I’ve felt so unsettled and unsure since leaving that job. Sure, I’ve taken on many ventures since and they’ve all brought me some form of contentment and satisfaction, but nothing quite like that first high. So, I kept changing paths and taking on new ideas—always seeking.
It became increasingly evident that approach was getting me nowhere, so I decided to sell every last thing I owned at the end of 2016 and I booked a one-way ticket out of Canada with no plan. My only intention: figure out what fulfilment really means.
I’m now in my late 20s and—no surprise here—I feel more lost and uncertain than ever. But
I’m not alone. The more I connect with people my age, the more I realize this is a common theme.
Many of us feel as though we peaked too young and we don’t know what to do when it’s just not enough anymore. We’ve been taught to never settle so, even when we have it good, we want more. This leads us to constantly re-evaluate relationships, jobs, our definition of happiness and success, where we call home—everything we stand for and who we think we are.

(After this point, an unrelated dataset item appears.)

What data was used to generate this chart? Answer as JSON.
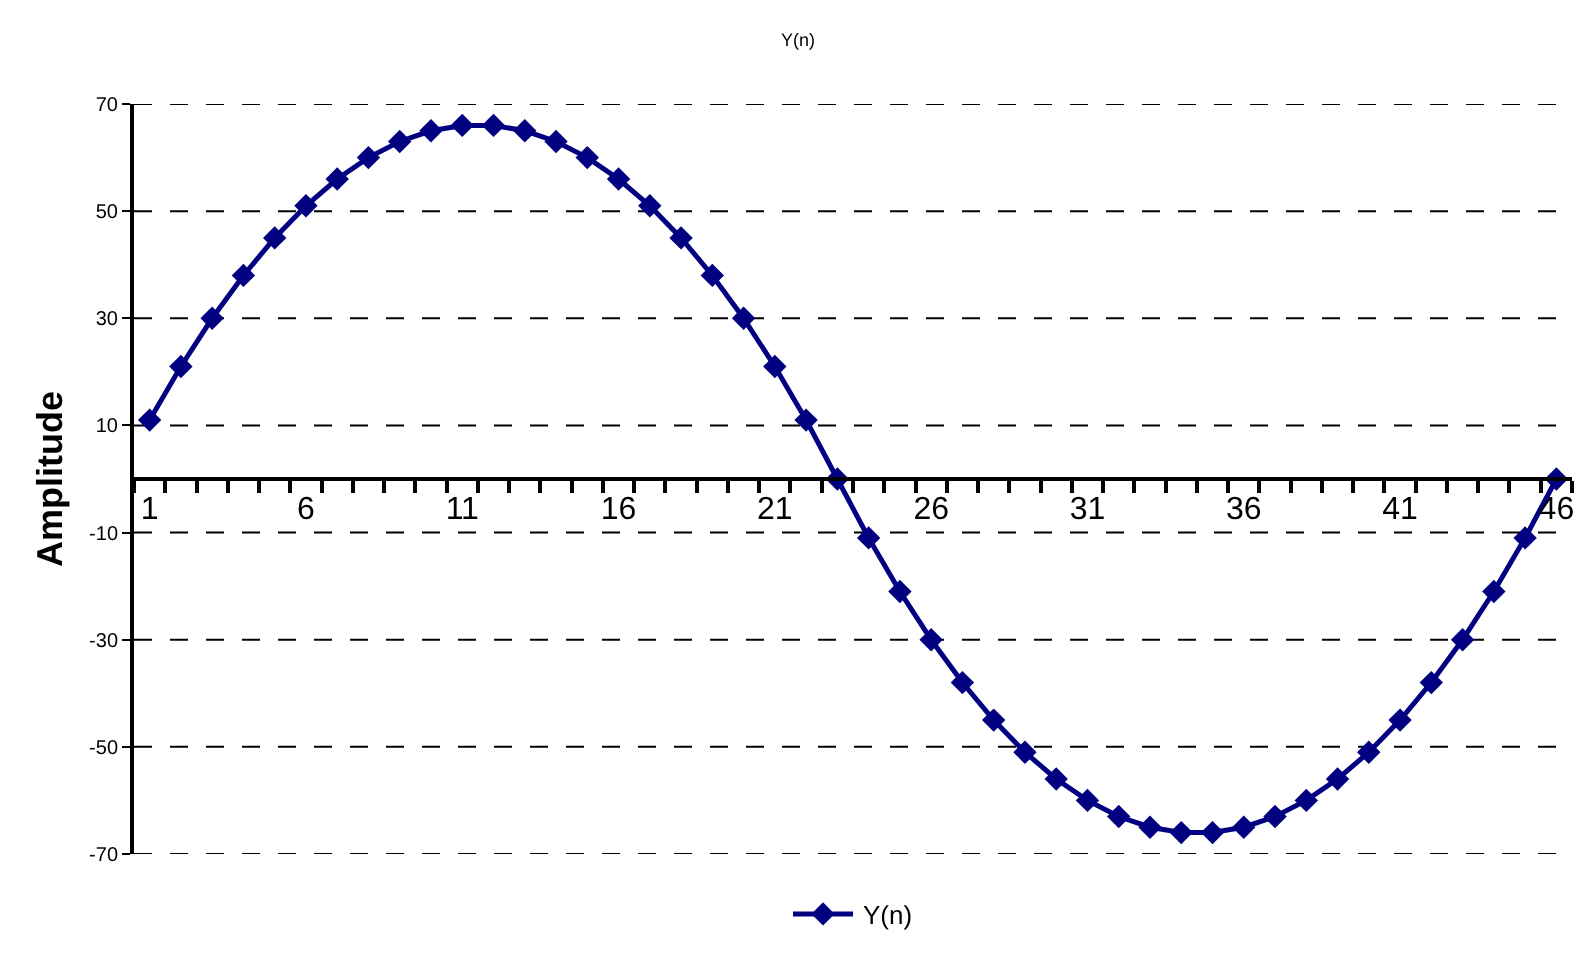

We’re ill-equipped to deal with this quarter life-crisis on our own and navigate our way out of it.
Yes, the experiences we have and everything we take on helps us to learn and grow in fundamental and powerful ways, but where do we go from here? How do we live a more fulfilling life when we feel like nothing will ever compare to what we’ve walked away from, or what we imagine we should be striving for?
For those rolling their eyes, thinking we’re just young and naïve: I am truly happy you’ve figured your world out and are rocking it, but this is our reality. This is what so many 20 and 30-somethings are dealing with and working through right now.